My daughter is changing. We are only two weeks into kindergarten and nothing drastic has happened, but now that she has been pulled away from the comfort of a two classroom preschool, I can see it. Her body is growing longer and leaner, developing muscles from a summer filled with cartwheels, swimming, and monkey bars. The two freckles on her cheeks, one under each eye, now decorate a kid’s face, not a baby’s. Her vocabulary, common sense, and skepticism are growing. Her desire to hold my hand as we walk to school is fading.

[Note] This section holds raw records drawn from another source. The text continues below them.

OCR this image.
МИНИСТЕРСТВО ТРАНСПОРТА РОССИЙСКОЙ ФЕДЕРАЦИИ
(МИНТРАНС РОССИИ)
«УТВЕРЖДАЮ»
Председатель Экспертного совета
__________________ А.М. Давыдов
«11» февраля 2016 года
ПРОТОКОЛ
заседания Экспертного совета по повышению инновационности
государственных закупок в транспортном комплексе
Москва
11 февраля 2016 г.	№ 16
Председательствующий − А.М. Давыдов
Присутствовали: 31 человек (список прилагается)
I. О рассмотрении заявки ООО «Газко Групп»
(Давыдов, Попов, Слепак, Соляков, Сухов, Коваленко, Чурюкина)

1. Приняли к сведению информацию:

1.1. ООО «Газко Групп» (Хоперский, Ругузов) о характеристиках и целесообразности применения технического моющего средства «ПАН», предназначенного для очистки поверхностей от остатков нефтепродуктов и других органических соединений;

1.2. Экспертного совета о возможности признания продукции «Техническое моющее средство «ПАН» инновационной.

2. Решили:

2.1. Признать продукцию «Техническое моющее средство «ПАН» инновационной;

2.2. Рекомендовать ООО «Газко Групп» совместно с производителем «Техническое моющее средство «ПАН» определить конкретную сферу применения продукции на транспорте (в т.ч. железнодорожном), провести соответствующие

I am one of the few parents in my daughter’s class who still walk their child in and get them settled. I do it more for me than her at this point. She knows the routine by now. She’s confident and smart. There is little worry that her day won’t be anything but good. But I still take the extra two minutes to hang up her backpack, watch her sign her name and settle into a seat before I hug her and leave. She’s an independent kid and soon I will give her more freedom to do the things she doesn’t need me to do.
First I need to feel more settled; I need these new feelings to tell me things are going to be fine. I don’t feel like my daughter is slipping away from me, rather she is slipping into something and someone new. This is not bad change, just change. Eva is our first born, our first daughter. She is the one who made me and my partner parents for the first time. For each new thing she does, we do too. Her firsts are just as much ours as hers. And the unknowing of each new thing is heavy and nerve-racking. Just when we think we know a bit about parenting, she grows. She changes.
We have placed solid ground under her feet and have surrounded her with good people, but I lose a bit of control each year. Her world offers her more choices now. The playground equipment is bigger. School expectations are greater. The number of kids and words and feelings she is exposed to is so much more than I know how to filter for myself, let alone help her filter. Stuffies and blankets are replaced with a sense of self that provides the security she needs. Time to explore the world through play and the outdoors is shortened and filled in with more structure and accountability. The hardest part is not that Eva isn’t ready, it’s that she is.
Every day she comes home and is ready to tell me about what she has learned. She tells me about what happened in the cafeteria and about the already rumored stories of what will happen if you have to go to the principal’s office. There is an edge to my baby girl, a bit of lost innocence that clashes with her Paw Patrol backpack. And I am sitting right in the middle of it as I watch her run ahead of me to get to school, to eye the third graders hanging out at the picnic table, to laugh at the boy who likes to get her attention.
I saw the freckles on her cheeks dance when she stood on the playground, leaning against a pole and laughing as the boy acted goofy just for her. I realized then and there that someone is going to fall in love with those freckles, and someday they will be stained with tears from her own bouts of falling in love. They will be the never changing points on a girl who will make me experience so much change as she grows.
Eva is becoming exactly who I have always wanted her to become. It’s just so unsettling. Parenting is such a weird thing. It doesn’t make much sense to those who never want to become parents and it doesn’t make much more sense to those of us who are parents. But I think it’s going to be fine.